The dazzling Floral Hall itself – all windows and iron girders – it stands to reason that it would come along in the same decade as the Crystal Palace. As I said right at the outset, it’s a smaller Crystal Palace. It’s Covent Garden’s Crystal Palace.

Its formal opening on this night – March 7th, 1860 – was a big deal, a huge do. Thousands in attendance. Coldstream Guards band providing the music. 
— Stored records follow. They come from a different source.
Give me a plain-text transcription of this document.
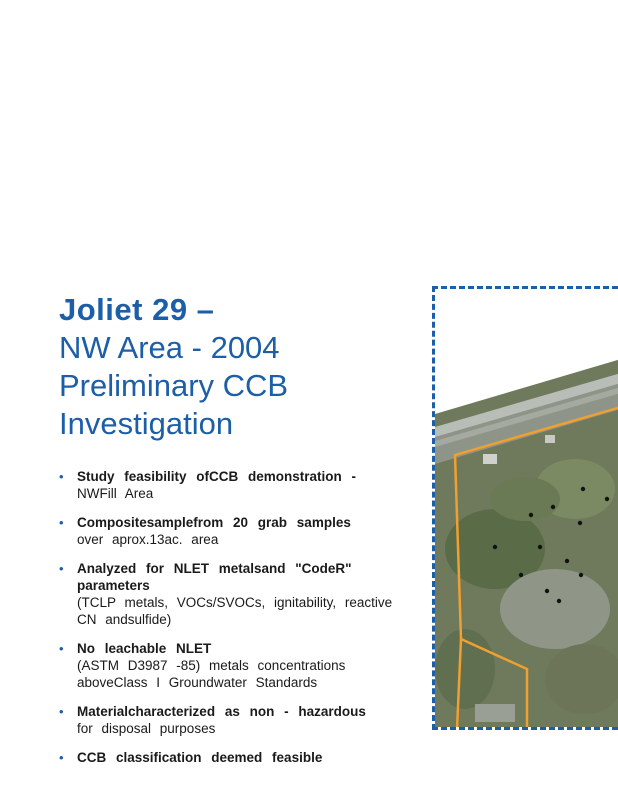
Joliet 29 –
NW Area - 2004
Preliminary CCB
Investigation
• Study feasibility ofCCB demonstration -
NWFill Area
• Compositesamplefrom 20 grab samples
over aprox.13ac. area
• Analyzed for NLET metalsand "CodeR" parameters
(TCLP metals, VOCs/SVOCs, ignitability, reactive CN andsulfide)
• No leachable NLET
(ASTM D3987 -85) metals concentrations aboveClass I Groundwater Standards
• Materialcharacterized as non - hazardous
for disposal purposes
• CCB classification deemed feasible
It’s certainly been versatile, as buildings go. It was used for receptions, balls and concerts. World-famous operatic artists sang there. As the name implies, it was originally intended to be a place where flowers were sold. The proprietor of the Royal Opera House – it was called the Italian Opera House in its earliest incarnation – anyway, the Opera House proprietor, one Frederick Gye had an eye for the main chance. Or what he thought was the main chance. The Floral Hall was a speculative attempt by Mr Gye to cash in on the adjacent flower and vegetable market. Didn’t pan out. In fact, turned out to be a white elephant. The Duke of Bedford threw a spanner in the works by opening a rival flower market in the piazza. And in the end the Duke of Bedford bought the Floral Hall in 1887. He converted it into a foreign fruit market. So you’d go to the Floral Market to buy fruit. Utterly charming. Makes perfect London sense. Later it housed props for the opera house. It suffered a couple of bad fires. And then finally, in our lifetime, it was restored and, yes, underwent major alterations. It’s now an integral part of the Royal Opera House operation. Beautiful inside and outside. And as a space it’s wonderfully flexible. It’s a bar and a cafe but also sometimes a performance space.

It’s open to all comers throughout the day. In the evenings it’s shared by the whole audience during intervals. The aim is to make performances less hierarchical and exclusive.

All part of the major transformation the Royal Opera House complex underwent nearly a quarter of a century ago.

And there’s a very good case to be made that the Floral Hall turned out to be the Cinderella of the whole shebang. Let me quote from a wonderfully nuanced first impressions piece when it was brand new. And we’ll end on this note. End on a high.

Architectural historian Giles Worsley said,  “most impressive of all is the Floral Hall at the heart of the complex. This handsome barrel-vaulted former Victorian market hall has been partially re-erected on the first floor as a grand foyer, allowing the building to breath and adding an air of glamour. Even Dixon and Jones’s trademark escalator, which runs up from the Flora Hall to the amphitheatre bar and was questioned by many because in London escalators seem inevitably to carry with them the tawdry image of the London Underground, has a lightness and grace. As if all this were not enough, there is also a new, flexible studio theatre for 420 buried in the bowels of the building.”

And on that note, good night from the Floral Hall. Good night from London. See you tomorrow.